Using the complete list of 8899 CpGs annotated to 4966 genes, these were enriched for 1784 GO terms including regulation of cellular and biological processes, system development, different signaling pathways and organ development (Additional file 1: Table S11). Kyoto Encyclopedia of Genes and Genomes (KEGG) pathway analyses revealed 124 significant terms at FDR < 0.05 representing a variety of human diseases, most notably various cancers, viral infections, metabolic processes and immune-related disorders (Additional file 1: Table S12). The 325 genes annotated to the 1276 CpGs, selected by virtue of three or more CpGs being localized to the same gene, were enriched for 198 Gene Ontology (GO) terms very similar to those identified using Bonferroni significant CpGs (Additional file 1: Table S13). When restricting analyses to the 222 longitudinally stable CpGs, corresponding to 139 genes, 13 significant KEGG terms were revealed, primarily representing infection- and immune-related disorders (Additional file 1: Table S14). For 186 genes annotated to the 1054 CpGs changing with postnatal age, only one KEGG terms were identified as statistically significant (P = 1.2 × 10− 3 for the term MAPK signaling pathways; Additional file 1: Table S14).

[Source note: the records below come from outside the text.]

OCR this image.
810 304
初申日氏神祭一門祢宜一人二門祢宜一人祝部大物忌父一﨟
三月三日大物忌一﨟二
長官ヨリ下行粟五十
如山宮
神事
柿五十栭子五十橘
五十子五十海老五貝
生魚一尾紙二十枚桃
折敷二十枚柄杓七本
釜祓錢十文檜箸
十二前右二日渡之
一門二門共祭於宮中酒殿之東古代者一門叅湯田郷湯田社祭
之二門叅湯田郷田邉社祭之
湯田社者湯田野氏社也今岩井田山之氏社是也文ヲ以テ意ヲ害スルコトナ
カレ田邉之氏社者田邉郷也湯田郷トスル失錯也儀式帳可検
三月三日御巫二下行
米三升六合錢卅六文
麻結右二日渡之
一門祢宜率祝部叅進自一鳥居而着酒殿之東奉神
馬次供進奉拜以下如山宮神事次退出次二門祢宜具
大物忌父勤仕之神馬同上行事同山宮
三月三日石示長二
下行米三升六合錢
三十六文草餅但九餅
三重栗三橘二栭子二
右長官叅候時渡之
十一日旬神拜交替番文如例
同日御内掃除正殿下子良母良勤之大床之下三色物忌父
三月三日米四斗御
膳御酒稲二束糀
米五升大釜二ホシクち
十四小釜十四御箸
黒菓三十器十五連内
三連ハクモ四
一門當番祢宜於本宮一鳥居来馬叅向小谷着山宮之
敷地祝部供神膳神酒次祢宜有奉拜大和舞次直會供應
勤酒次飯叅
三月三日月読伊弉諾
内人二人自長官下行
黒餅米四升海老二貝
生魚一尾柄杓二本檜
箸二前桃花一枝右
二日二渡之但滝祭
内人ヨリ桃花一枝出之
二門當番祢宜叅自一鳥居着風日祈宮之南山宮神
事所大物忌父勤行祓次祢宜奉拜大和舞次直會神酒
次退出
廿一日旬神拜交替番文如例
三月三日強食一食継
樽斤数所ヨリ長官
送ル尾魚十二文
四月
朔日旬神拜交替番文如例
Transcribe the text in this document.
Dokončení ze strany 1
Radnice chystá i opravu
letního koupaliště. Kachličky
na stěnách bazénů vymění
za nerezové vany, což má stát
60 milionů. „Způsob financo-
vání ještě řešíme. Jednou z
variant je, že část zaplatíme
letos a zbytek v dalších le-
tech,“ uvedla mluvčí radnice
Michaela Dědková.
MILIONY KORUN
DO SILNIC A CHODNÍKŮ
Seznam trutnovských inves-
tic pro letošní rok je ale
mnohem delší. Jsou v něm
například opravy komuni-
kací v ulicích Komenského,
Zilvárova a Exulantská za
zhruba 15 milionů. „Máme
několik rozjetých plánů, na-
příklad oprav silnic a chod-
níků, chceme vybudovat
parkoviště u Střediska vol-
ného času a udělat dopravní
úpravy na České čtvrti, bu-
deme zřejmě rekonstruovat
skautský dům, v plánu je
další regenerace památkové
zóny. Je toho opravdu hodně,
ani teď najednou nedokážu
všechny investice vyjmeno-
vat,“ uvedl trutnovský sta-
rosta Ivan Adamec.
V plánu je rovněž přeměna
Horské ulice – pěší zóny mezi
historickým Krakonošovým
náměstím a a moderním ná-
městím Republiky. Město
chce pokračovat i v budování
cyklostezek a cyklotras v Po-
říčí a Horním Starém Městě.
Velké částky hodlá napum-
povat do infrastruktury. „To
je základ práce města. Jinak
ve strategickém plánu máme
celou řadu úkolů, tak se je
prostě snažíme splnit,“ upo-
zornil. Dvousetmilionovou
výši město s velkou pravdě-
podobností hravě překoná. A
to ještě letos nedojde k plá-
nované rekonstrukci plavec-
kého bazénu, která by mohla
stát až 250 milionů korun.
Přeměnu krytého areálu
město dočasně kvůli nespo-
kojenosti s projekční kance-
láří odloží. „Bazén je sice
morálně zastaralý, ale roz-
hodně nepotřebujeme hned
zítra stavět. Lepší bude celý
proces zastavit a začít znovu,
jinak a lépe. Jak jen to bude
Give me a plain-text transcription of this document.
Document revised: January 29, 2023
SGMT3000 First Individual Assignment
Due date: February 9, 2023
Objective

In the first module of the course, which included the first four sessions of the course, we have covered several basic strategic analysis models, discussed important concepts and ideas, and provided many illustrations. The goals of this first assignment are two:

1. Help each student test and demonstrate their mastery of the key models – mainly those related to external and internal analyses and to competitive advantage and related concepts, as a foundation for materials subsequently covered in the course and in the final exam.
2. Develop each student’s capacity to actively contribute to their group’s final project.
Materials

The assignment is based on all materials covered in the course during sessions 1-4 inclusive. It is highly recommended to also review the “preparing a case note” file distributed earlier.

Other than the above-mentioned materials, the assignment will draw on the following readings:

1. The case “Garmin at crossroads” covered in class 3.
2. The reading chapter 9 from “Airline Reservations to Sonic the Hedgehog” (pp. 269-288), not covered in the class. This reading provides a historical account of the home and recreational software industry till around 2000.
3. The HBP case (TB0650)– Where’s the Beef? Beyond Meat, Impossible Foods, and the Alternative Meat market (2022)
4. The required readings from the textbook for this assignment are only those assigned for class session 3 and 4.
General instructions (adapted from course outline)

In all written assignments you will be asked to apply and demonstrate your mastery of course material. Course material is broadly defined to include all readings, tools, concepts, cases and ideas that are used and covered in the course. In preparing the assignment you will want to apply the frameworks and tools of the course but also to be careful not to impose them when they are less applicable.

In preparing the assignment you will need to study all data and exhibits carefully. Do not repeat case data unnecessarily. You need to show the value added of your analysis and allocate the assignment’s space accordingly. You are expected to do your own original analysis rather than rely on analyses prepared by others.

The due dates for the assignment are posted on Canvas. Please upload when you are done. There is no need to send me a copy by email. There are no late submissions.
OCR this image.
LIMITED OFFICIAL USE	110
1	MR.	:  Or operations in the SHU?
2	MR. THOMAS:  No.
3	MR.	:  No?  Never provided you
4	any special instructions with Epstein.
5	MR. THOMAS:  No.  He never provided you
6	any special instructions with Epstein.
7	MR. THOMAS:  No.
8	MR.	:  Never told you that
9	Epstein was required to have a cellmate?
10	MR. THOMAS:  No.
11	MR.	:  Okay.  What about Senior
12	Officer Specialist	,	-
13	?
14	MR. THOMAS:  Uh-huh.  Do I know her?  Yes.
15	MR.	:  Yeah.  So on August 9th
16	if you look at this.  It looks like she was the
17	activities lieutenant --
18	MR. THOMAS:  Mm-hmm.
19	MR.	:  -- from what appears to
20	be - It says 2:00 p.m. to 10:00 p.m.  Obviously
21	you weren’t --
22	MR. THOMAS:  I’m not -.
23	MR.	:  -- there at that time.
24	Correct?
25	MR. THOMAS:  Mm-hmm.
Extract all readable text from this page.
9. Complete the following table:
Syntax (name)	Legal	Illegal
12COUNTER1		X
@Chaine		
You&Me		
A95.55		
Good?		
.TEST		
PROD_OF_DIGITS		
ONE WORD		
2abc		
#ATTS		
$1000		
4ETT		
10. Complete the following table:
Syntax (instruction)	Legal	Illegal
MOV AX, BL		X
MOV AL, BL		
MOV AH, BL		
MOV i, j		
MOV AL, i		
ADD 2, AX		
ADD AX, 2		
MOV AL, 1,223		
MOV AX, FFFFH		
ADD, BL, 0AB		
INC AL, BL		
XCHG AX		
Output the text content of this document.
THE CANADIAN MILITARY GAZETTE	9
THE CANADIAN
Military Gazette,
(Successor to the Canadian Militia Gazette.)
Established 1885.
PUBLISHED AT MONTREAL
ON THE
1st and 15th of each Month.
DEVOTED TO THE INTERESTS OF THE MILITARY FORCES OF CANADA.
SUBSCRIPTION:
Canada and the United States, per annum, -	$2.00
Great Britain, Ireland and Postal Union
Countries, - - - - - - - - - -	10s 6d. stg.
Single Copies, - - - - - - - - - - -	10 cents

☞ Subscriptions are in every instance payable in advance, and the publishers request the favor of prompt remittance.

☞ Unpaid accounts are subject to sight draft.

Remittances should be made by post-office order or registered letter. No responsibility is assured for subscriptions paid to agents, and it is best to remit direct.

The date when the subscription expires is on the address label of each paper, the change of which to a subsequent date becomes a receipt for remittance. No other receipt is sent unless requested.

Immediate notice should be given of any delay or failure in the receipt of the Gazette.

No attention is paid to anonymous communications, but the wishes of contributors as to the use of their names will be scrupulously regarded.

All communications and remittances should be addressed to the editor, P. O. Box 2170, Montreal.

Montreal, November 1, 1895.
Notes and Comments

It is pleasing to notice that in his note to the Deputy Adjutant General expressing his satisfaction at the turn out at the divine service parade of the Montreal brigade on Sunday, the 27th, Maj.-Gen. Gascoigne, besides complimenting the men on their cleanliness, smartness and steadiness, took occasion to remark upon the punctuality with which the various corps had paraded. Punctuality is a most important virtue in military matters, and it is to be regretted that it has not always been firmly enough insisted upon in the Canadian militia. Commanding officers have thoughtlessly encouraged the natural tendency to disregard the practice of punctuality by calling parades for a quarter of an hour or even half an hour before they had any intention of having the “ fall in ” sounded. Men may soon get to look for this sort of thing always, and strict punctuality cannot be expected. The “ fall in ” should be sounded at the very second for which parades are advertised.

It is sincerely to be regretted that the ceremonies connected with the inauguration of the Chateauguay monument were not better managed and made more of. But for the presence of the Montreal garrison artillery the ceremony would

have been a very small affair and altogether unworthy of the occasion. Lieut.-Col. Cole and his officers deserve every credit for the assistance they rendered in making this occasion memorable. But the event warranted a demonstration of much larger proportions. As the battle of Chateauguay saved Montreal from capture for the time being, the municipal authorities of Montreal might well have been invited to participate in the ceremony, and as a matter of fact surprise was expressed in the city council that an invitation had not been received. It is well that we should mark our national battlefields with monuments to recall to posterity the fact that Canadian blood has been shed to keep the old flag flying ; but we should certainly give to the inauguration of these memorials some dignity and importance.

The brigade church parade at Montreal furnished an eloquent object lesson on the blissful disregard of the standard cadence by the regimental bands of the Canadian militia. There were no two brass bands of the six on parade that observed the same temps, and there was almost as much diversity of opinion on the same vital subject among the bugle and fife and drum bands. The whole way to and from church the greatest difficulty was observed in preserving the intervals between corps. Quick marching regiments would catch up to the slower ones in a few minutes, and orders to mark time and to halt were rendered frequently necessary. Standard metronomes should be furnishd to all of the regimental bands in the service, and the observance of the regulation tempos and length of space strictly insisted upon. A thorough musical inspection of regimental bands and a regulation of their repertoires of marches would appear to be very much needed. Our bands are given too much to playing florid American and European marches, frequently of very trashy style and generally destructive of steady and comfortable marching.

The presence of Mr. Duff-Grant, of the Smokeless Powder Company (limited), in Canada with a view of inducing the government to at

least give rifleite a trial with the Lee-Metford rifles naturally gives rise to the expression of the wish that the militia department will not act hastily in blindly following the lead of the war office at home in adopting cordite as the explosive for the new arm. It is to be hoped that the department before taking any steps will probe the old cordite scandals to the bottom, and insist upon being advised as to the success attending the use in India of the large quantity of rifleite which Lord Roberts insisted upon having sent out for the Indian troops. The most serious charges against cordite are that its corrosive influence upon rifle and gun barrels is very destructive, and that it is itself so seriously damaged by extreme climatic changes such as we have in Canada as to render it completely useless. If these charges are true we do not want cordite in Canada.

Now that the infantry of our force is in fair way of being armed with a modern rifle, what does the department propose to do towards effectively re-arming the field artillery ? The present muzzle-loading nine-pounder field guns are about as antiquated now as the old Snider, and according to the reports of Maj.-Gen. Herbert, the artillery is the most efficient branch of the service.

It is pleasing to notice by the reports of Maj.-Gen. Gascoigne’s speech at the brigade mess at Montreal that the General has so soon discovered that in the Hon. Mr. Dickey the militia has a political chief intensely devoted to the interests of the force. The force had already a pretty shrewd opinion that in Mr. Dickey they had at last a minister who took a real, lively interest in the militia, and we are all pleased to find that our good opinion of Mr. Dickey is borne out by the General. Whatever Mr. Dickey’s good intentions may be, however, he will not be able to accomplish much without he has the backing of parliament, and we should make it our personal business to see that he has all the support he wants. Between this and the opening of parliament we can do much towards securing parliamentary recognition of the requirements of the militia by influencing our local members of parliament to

Correlation of DNA methylation and gene expression

For the 1276 CpGs differentially methylated in relation to gestational age with at least 3 adjacent CpGs, we assessed correlations between DNA methylation and gene expression (cis-eQTMs). From a publicly available dataset of expression and DNA methylation measured in 38 cord blood samples [51,52,53], 1174 out of the 1276 CpGs were located within a 500-kb (+/− 250 kb) window of a transcript cluster. Of these 1174, 246 unique CpGs (367 total CpG-transcript associations) correlated significantly with gene expression (Bonferroni P < 0.05, Additional file 1: Table S15). Forty-six percent of these DNA methylation-expression correlations were negative, with the lowest P = 3.55 × 10− 6 coeff = − 6.03 for cg01332054 and SEMA7A expression and the largest negative effect estimate (− 12.69) for cg26179948 and JAZF1 expression (Additional file 3: Figure S3 A, B). Fifty-four percent were positive, with the lowest P = 1.04 × 10− 5 coeff = 2.88 for cg20139800 and MOG expression and the largest positive effect estimate (19.35) for cg03665259 and CDSN expression (Additional file 3: Figure S3 C, D).

Discussion

In this large consortium-based meta-analysis, we identified 8899 sites across the genome where gestational age at birth was associated with cord blood DNA methylation. We also identified numerous unique differentially methylated regions (DMRs) associated with gestational age by applying two independent methods. The results were consistent when restricted to births at term, demonstrating that the majority of our results were not driven by preterm births. We confirmed many of the findings from previously published EWAS of gestational age [23, 26, 27, 29, 30, 67] and found a very high correlation between the significant CpG point estimates in previously published datasets compared to our study (e.g. corr = 0.92 between Hannon et al. CpGs and our data; Additional file 1: Table S16), but importantly, we also found 3343 CpGs corresponding to 2577 genes that had not been described previously. There was a general lack of stability of the cord blood findings into childhood and adolescence. However, there was a significant overlap of differentially methylated CpGs in cord blood, fetal brain and lung tissues.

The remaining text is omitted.